If taxpayers use one of the many online platforms to rent a spare bedroom, provide car rides or a number of other goods or services, they may be part of what is called the sharing economy.
Here are several key points taxpayers should know about the sharing economy:
1. Taxes. Sharing economy activity is generally taxable. It does not matter whether it is only part time or a sideline business, if payments are in cash or if an information return like a Form 1099 or Form W2 is issued. The activity is taxable.
2. Deductions. There are some simplified options available for deducting many business expenses for those who qualify. For example, a taxpayer who uses his or her car for business often qualifies to claim the standard mileage rate, which is 53.5 cents per mile for 2017.
3. Rentals.
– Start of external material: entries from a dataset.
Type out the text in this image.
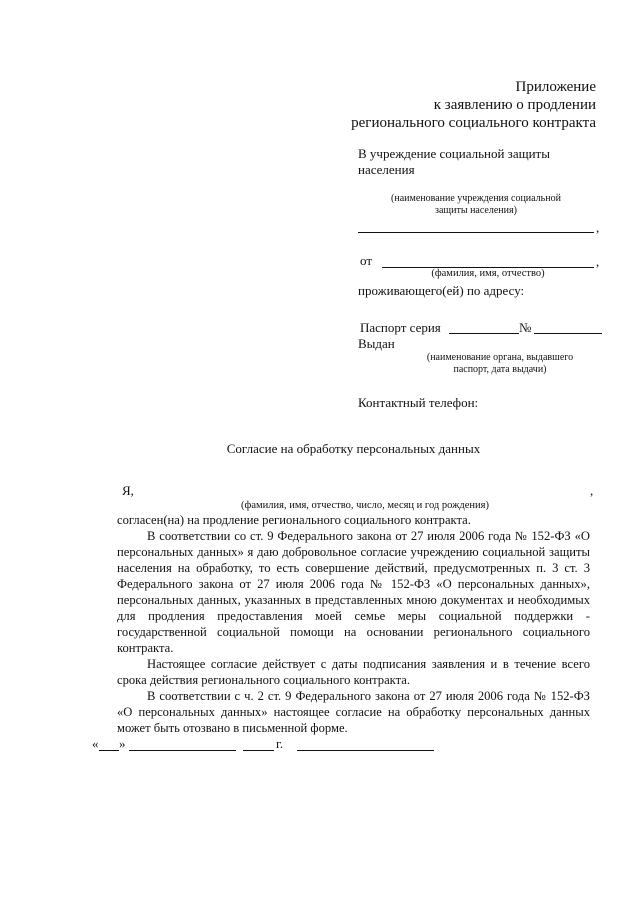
Приложение
к заявлению о продлении
регионального социального контракта
В учреждение социальной защиты
населения
(наименование учреждения социальной
защиты населения)
,
от	,
(фамилия, имя, отчество)
проживающего(ей) по адресу:
Паспорт серия	№
Выдан
(наименование органа, выдавшего
паспорт, дата выдачи)
Контактный телефон:
Согласие на обработку персональных данных
Я,	,
(фамилия, имя, отчество, число, месяц и год рождения)

согласен(на) на продление регионального социального контракта.

В соответствии со ст. 9 Федерального закона от 27 июля 2006 года № 152-ФЗ «О персональных данных» я даю добровольное согласие учреждению социальной защиты населения на обработку, то есть совершение действий, предусмотренных п. 3 ст. 3 Федерального закона от 27 июля 2006 года № 152-ФЗ «О персональных данных», персональных данных, указанных в представленных мною документах и необходимых для продления предоставления моей семье меры социальной поддержки - государственной социальной помощи на основании регионального социального контракта.

Настоящее согласие действует с даты подписания заявления и в течение всего срока действия регионального социального контракта.

В соответствии с ч. 2 ст. 9 Федерального закона от 27 июля 2006 года № 152-ФЗ «О персональных данных» настоящее согласие на обработку персональных данных может быть отозвано в письменной форме.

« »	г.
If a taxpayer rents out his home, apartment or other dwelling but also lives in it during the year, special rules generally apply. For more about these rules, see Publication 527, Residential Rental Property (Including Rental of Vacation Homes). Taxpayers can use the Interactive Tax Assistant Tool, Is My Residential Rental Income Taxable and/or Are My Expenses Deductible? to determine if their residential rental income is taxable.
4. Estimated Payments. The U.S. tax system is pay-as-you-go. This means that taxpayers involved in the sharing economy often need to make estimated tax payments during the year to cover their tax obligation. These payments are due on April 18, June 15, Sept. 15 and Jan. 16 (2018). Use Form 1040-ES to figure these payments.
5. Payment Options. The fastest and easiest way to make estimated tax payments is through IRS Direct Pay. Or use the Treasury Department's Electronic Federal Tax Payment System (EFTPS).
6. Withholding. Taxpayers involved in the sharing economy who are employees at another job can often avoid making estimated tax payments by having more tax withheld from their paychecks. File Form W-4 with the employer to request additional withholding. Use the Withholding Calculator on IRS.gov.